The American writer lived in Paris in the mid-50s and wrote a weekly column for the French daily newspaper Le Figaro. One of these columns took the form of a short story Les Puces sympathiques.
The story is about a chef Monsieur Amité who is desperate for a second Michelin star. So determined is he in pursuit of it, that when things go wrong in his kitchen on the day of the inspectors; visit he kicks his best friend and muse “a great and dignified cat named Apollo”. The cat takes off in indignation and Amité is consumed with remorse. Amité resolves to win back the trust of his friend Apollo and decides to create the ultimate dish to entice him back to his kitchen.

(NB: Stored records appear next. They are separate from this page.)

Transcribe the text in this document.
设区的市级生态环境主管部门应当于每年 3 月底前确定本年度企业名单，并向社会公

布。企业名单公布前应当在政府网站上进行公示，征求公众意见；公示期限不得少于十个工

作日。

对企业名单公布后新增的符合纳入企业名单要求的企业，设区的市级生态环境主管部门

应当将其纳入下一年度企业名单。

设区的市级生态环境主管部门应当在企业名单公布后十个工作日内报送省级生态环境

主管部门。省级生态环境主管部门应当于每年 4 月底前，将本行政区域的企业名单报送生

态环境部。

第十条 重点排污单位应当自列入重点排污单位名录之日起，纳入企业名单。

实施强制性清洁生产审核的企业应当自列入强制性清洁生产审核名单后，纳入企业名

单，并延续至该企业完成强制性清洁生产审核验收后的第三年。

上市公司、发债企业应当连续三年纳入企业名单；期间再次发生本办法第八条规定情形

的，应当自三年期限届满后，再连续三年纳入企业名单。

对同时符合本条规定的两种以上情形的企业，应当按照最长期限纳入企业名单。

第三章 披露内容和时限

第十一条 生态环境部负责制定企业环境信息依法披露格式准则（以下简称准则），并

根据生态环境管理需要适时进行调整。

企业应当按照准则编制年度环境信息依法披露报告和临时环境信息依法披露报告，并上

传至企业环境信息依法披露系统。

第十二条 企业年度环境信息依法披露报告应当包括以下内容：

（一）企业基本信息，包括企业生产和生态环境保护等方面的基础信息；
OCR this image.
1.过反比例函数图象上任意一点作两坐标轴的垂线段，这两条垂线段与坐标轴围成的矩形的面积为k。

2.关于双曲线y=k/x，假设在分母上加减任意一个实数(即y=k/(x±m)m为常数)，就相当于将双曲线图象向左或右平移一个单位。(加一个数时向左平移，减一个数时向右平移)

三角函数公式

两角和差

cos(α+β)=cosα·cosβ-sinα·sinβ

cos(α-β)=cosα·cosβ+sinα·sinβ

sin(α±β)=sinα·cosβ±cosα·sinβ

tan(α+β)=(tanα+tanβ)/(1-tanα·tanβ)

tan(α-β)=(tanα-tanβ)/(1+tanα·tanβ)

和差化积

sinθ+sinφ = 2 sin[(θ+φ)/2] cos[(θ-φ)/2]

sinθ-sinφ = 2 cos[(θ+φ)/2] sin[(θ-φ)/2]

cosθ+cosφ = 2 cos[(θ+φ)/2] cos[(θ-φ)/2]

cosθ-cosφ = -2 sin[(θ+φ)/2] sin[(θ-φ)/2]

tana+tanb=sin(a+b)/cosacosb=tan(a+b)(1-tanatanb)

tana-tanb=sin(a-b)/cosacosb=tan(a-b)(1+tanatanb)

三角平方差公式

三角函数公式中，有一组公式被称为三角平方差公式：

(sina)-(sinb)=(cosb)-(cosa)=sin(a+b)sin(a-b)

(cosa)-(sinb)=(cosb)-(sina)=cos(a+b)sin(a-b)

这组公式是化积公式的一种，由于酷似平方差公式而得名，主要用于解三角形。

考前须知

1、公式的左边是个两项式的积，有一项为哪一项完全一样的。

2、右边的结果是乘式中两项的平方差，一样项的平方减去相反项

“When he tasted, he knew he had succeeded, that any cat who could withstand this dish was a cat far gone in insanity. And last, he added one ingredient, almost a magic, to win back his friend,” writes Steinbeck. “The dish went to the oven, came out faintly brown and smelling like the breath of goddesses. M. Amité carefully filled Apollo’s plate, and without a coat went out in the rain to look for his darling.”
If you’re expecting a typical Steinbeck tale of human suffering, social injustice and the triumph of the human spirit you may be surprised that the tale is more a whimsical, comical look at French idiosyncrasies and an observation of the pressure involved in the culinary world of Paris and of food’s power to reconcile, even between species. The story was written in French and published on 31 July 1954 and was Andrew Gulli, editor of The Stand magazine, in Steinbeck’s papers at the Ransom Centre at the University of Texas at Austin. The story will be published in The Stand this week.

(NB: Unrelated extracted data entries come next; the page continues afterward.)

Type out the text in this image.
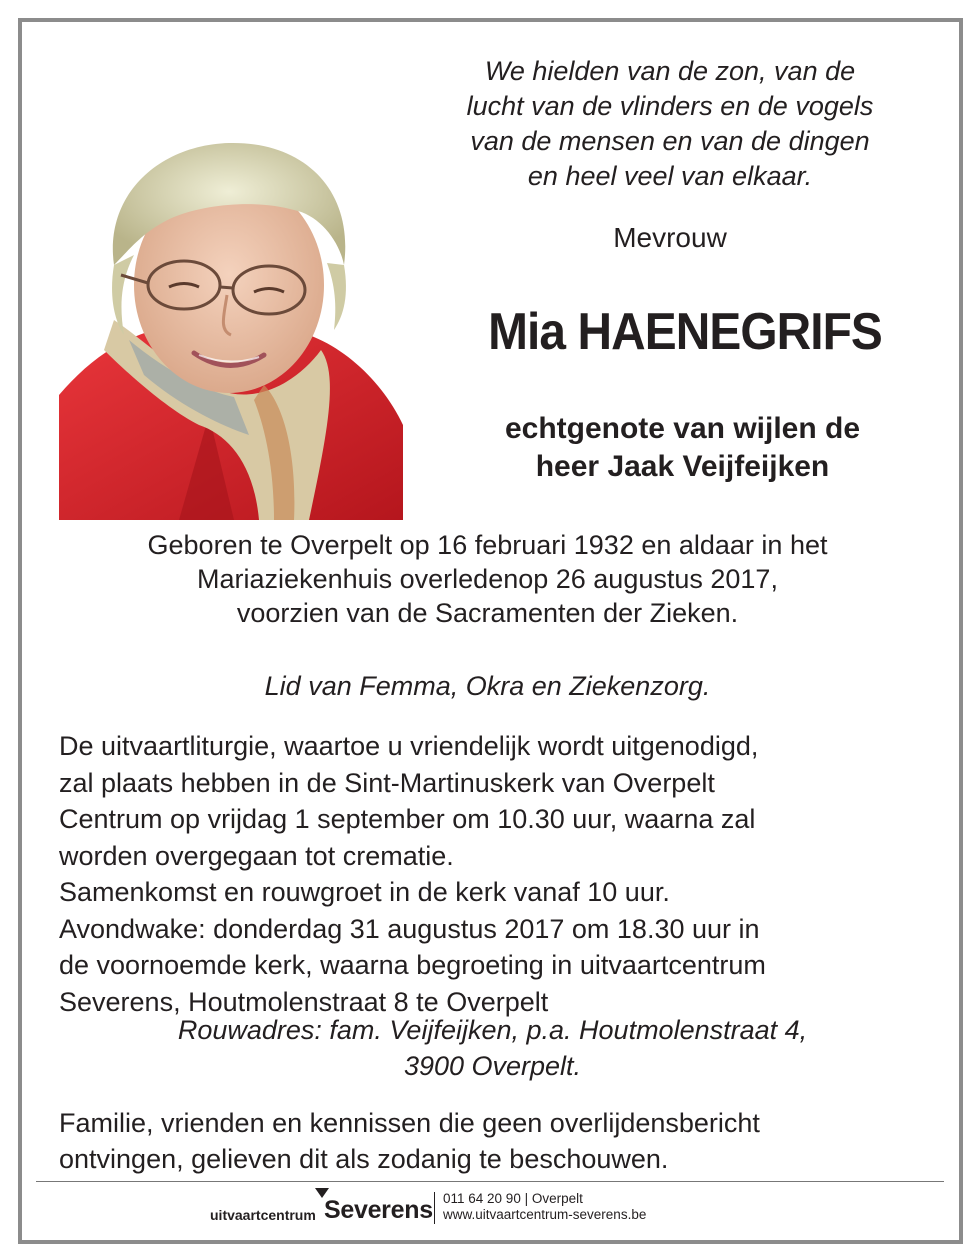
We hielden van de zon, van de
lucht van de vlinders en de vogels
van de mensen en van de dingen
en heel veel van elkaar.
Mevrouw
Mia HAENEGRIFS
echtgenote van wijlen de
heer Jaak Veijfeijken
Geboren te Overpelt op 16 februari 1932 en aldaar in het
Mariaziekenhuis overledenop 26 augustus 2017,
voorzien van de Sacramenten der Zieken.
Lid van Femma, Okra en Ziekenzorg.
De uitvaartliturgie, waartoe u vriendelijk wordt uitgenodigd,
zal plaats hebben in de Sint-Martinuskerk van Overpelt
Centrum op vrijdag 1 september om 10.30 uur, waarna zal
worden overgegaan tot crematie.
Samenkomst en rouwgroet in de kerk vanaf 10 uur.
Avondwake: donderdag 31 augustus 2017 om 18.30 uur in
de voornoemde kerk, waarna begroeting in uitvaartcentrum
Severens, Houtmolenstraat 8 te Overpelt
Rouwadres: fam. Veijfeijken, p.a. Houtmolenstraat 4,
3900 Overpelt.
Familie, vrienden en kennissen die geen overlijdensbericht
ontvingen, gelieven dit als zodanig te beschouwen.
uitvaartcentrum Severens 011 64 20 90 | Overpelt
www.uitvaartcentrum-severens.be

“Don’t expect to read something dramatic in the vein of Grapes of Wrath,” Gulli said. The Amiable Fleas is interspersed with Steinbeck’s own voice, describing himself as “a novelist whose work is so despondent that the whole world flocks to him”.
He also observes, “As a species, we have been in trouble since we came down from trees and took up habitation in caves, but also, as a species, we have survived,” he writes. “We have not survived on great things, but on little ones, like a little story I have heard – probably an old, old, story. But this is the way I heard it.”